Electronic payments in Nigeria grew by 54.55 percent year-on-year to N611.06tn in 2023, new statistics from the Nigeria Interbank Settlement System have shown.

This underscored the growing reliance on digital payments in the country. Cashless payments grew to N611.06tn from N395.38tn as of the end of 2022.

BusinessDay analysis of the data revealed that electronic payment channels were used 11.05 billion times in 2023, a 75.96 percent increase from the 6.28 billion times they were used in 2022. The NIBSS records cashless transactions from the Nigeria Instant Payment System and Point of Sales terminals. The total value of instant payment in 2023 was N600.36tn, and PoS was N10.7tn.

Instant payment channels, including mobile, recorded a usage volume of 9.67 billion, and PoS terminals recorded 1.38 billion. Cashless transactions in the country were partly bolstered by a now abandoned Central Bank of Nigeria’s naira redesign policy and withdrawal limits from December 2022.

After announcing a limit on transactions, the apex bank said, “Customers should be encouraged to use alternative channels (Internet banking, mobile banking apps, USSD, cards/POS, eNaira, etc.) to conduct their banking transactions.”

Despite the hardship this policy caused in the first quarter of 2023, the CBN in its ‘Payments Vision 2025’ document argued that the use of cash payment will naturally reduce in 2025. It said by 2025, the country aspired to have a cashless and efficient electronic payment system infrastructure.

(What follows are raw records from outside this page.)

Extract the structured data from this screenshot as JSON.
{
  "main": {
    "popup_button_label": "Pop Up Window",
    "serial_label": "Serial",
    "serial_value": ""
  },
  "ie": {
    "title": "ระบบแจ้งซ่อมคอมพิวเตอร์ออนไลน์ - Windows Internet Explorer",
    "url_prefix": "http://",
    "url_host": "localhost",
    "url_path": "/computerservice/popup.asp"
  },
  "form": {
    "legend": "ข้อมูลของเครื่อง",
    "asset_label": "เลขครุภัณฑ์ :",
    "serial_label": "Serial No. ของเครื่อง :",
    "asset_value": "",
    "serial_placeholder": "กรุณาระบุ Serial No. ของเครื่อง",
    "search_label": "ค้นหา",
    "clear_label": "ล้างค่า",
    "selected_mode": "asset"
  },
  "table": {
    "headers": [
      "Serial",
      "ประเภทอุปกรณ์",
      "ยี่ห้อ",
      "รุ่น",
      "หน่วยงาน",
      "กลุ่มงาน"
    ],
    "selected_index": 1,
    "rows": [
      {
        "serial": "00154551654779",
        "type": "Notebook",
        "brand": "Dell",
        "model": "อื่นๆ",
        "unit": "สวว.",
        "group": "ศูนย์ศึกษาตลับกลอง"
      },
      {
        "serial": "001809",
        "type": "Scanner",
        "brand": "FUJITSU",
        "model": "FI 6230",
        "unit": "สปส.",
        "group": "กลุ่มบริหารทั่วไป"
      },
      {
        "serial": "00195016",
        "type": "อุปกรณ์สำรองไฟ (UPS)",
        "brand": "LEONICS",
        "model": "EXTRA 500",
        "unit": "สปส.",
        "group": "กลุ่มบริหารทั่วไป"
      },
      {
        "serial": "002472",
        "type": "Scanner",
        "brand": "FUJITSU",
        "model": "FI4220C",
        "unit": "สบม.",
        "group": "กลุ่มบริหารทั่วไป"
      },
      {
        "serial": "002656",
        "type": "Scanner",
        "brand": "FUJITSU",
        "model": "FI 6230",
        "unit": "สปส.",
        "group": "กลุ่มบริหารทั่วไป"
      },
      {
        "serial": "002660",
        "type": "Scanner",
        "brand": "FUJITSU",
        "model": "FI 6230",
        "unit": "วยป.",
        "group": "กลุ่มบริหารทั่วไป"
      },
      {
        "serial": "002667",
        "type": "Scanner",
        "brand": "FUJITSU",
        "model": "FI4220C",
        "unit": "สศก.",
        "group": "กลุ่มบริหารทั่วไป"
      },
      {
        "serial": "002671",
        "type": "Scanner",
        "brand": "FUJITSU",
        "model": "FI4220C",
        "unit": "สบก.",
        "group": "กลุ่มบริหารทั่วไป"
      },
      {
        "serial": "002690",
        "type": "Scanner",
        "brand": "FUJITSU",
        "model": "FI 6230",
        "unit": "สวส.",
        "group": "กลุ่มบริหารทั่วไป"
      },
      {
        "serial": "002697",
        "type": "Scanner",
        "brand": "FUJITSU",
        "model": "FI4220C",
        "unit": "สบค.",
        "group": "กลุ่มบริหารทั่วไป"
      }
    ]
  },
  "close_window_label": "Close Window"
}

“The use of cash will naturally slow with the ‘mobile first generation’, which will be economically active by 2025, hence one of the focuses of the PSV 2025 is enhancing the cashless policy of the CBN,” the apex bank highlighted.

“As we implement the PSV 2025 agenda, the CBN will continue to ensure that the Nigerian payments system is widely utilised domestically, supports government’s financial inclusion objectives, and meets international standards while contributing to overall national economic growth and development of Nigeria,” it added in its document.

Cashless transactions continue to pale behind cash-based transactions. Usoro Usoro, Chief Executive Officer, Mobile Money, recently noted that about 90 percent of all transactions in the country are cash-based.

Growing online payments is dependent on digital-enabled businesses, Osaretin Victor Asemota, growth partner at AnD Ventures and Africa partner for Alta Global Ventures, recently noted.

“Online payments depend on businesses that are digitally enabled. If you do not have enough of them, the market is much smaller than we think.

“The market for fintech in Nigeria is not the consumers; it is the merchants and billers. Without a place for you to spend digital money, there is not going to be adoption. Which is why I kept shouting that the PoS agent model was a temporary aberration. We need more PoS merchants,” he said.

As more Nigerians go online, fraud will increase. 78,584 online fraud cases were recorded between the second quarter of 2022 and the second quarter of 2023.

In its ‘Reports on Frauds and Forgeries in Nigerian Banks,’ FITC disclosed that the growth of electronic payment has given room for the surge in online fraud.

This surge in cashless transactions has been despite the country’s weak digital infrastructure with multiple failed transactions continuing to plague transfers in the country.

Confirming this, the World Bank recently said, “The lack of adequate digital and financial infrastructure and processes to support a swift transition to a cashless economy…”

During a recent visit to Nigeria, Wally Adeyemo, US Deputy Secretary of Treasury, affirmed this when he stated, “…we want to make sure that Nigeria has the infrastructure it needs both physical and digital to be able to benefit from entrepreneurs and creativity in the economy.”